Sasaki structures distinguished by their basic Hodge numbers

TL;DR

This paper constructs examples of manifolds with multiple Sasaki structures distinguished by their basic Hodge numbers, especially in dimension 5, revealing unbounded diversity within certain topological classes.

Contribution

It provides the first examples of manifolds with pairs of Sasaki structures having different basic Hodge numbers in all odd dimensions ≥5, with detailed results in dimension 5.

Findings

Existence of pairs of Sasaki structures with different basic Hodge numbers in all odd dimensions ≥5

Unbounded number of such structures on connected sums of S^2×S^3 in dimension 5

All considered Sasaki structures are negative, with negative definite basic first Chern class

Abstract

In all odd dimensions $\geq 5$ we produce examples of manifolds admitting pairs of Sasaki structures with different basic Hodge numbers.
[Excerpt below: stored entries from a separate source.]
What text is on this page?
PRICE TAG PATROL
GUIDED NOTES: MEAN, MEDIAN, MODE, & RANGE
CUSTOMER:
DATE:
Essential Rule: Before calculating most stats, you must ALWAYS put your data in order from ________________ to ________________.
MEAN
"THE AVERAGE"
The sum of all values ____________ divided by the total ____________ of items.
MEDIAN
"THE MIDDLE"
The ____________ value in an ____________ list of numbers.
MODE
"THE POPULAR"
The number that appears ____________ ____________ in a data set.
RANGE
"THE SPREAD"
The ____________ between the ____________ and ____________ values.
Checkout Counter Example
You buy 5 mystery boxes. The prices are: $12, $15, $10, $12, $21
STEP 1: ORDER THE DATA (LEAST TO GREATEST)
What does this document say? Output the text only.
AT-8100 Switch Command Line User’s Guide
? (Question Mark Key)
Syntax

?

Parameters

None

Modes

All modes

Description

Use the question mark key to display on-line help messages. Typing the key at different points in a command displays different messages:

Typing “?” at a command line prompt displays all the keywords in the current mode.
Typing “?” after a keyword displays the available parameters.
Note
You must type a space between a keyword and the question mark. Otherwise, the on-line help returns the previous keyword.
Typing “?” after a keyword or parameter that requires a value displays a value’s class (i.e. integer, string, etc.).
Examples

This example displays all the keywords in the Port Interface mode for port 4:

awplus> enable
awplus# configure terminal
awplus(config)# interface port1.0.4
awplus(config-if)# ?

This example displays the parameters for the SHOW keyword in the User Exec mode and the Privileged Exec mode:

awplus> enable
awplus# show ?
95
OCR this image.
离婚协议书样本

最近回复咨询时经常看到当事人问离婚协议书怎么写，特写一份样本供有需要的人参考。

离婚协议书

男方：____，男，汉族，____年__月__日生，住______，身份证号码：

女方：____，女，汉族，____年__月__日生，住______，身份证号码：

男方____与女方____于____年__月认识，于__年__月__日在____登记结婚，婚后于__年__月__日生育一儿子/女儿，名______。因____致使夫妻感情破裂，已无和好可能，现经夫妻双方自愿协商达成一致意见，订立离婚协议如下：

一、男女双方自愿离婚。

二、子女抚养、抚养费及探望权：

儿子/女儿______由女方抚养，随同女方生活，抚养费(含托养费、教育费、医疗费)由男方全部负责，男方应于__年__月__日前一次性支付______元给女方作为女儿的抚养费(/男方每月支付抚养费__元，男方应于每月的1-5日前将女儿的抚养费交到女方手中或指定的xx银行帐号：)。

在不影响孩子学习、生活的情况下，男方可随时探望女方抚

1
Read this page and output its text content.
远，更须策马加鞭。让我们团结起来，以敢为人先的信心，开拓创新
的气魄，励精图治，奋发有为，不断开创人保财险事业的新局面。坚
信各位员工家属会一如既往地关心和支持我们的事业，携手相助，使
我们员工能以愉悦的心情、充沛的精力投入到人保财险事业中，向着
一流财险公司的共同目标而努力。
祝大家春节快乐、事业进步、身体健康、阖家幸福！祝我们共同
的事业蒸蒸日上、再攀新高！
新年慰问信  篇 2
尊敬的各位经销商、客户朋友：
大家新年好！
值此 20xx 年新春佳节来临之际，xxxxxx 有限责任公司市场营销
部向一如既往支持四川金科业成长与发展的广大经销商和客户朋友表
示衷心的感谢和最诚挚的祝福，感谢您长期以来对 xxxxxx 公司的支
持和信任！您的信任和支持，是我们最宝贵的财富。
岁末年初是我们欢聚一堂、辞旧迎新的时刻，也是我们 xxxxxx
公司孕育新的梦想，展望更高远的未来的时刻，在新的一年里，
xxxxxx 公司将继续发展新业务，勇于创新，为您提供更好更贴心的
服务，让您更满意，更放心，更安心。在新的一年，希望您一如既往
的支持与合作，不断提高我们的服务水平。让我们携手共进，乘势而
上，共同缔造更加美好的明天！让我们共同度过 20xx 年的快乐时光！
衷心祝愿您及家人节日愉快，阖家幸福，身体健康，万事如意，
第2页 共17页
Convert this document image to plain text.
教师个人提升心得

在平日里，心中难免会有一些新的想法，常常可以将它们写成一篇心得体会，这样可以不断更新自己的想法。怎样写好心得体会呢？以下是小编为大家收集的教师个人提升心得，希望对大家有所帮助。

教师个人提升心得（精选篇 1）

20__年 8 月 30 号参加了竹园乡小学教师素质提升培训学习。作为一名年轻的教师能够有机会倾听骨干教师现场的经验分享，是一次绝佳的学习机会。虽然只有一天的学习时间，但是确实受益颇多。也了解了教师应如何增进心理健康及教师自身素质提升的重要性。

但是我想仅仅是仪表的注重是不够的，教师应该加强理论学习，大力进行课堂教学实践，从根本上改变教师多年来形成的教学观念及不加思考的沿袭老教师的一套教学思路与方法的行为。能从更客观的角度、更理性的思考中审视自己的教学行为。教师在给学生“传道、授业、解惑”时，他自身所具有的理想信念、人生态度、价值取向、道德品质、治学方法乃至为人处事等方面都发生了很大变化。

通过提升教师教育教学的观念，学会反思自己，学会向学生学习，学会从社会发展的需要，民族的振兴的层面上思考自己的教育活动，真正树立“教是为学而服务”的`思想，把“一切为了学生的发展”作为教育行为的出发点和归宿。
In dimension $5$ we prove more precise results, for example we show that on connected sums of copies of $S^2\times S^3$ the number of Sasaki structures with different basic Hodge numbers within a fixed homotopy class of almost contact structures is unbounded. All the Sasaki structures we consider are negative in the sense that the basic first Chern class is represented by a negative definite form of type $(1,1)$. We also discuss the relation of these results to contact topology.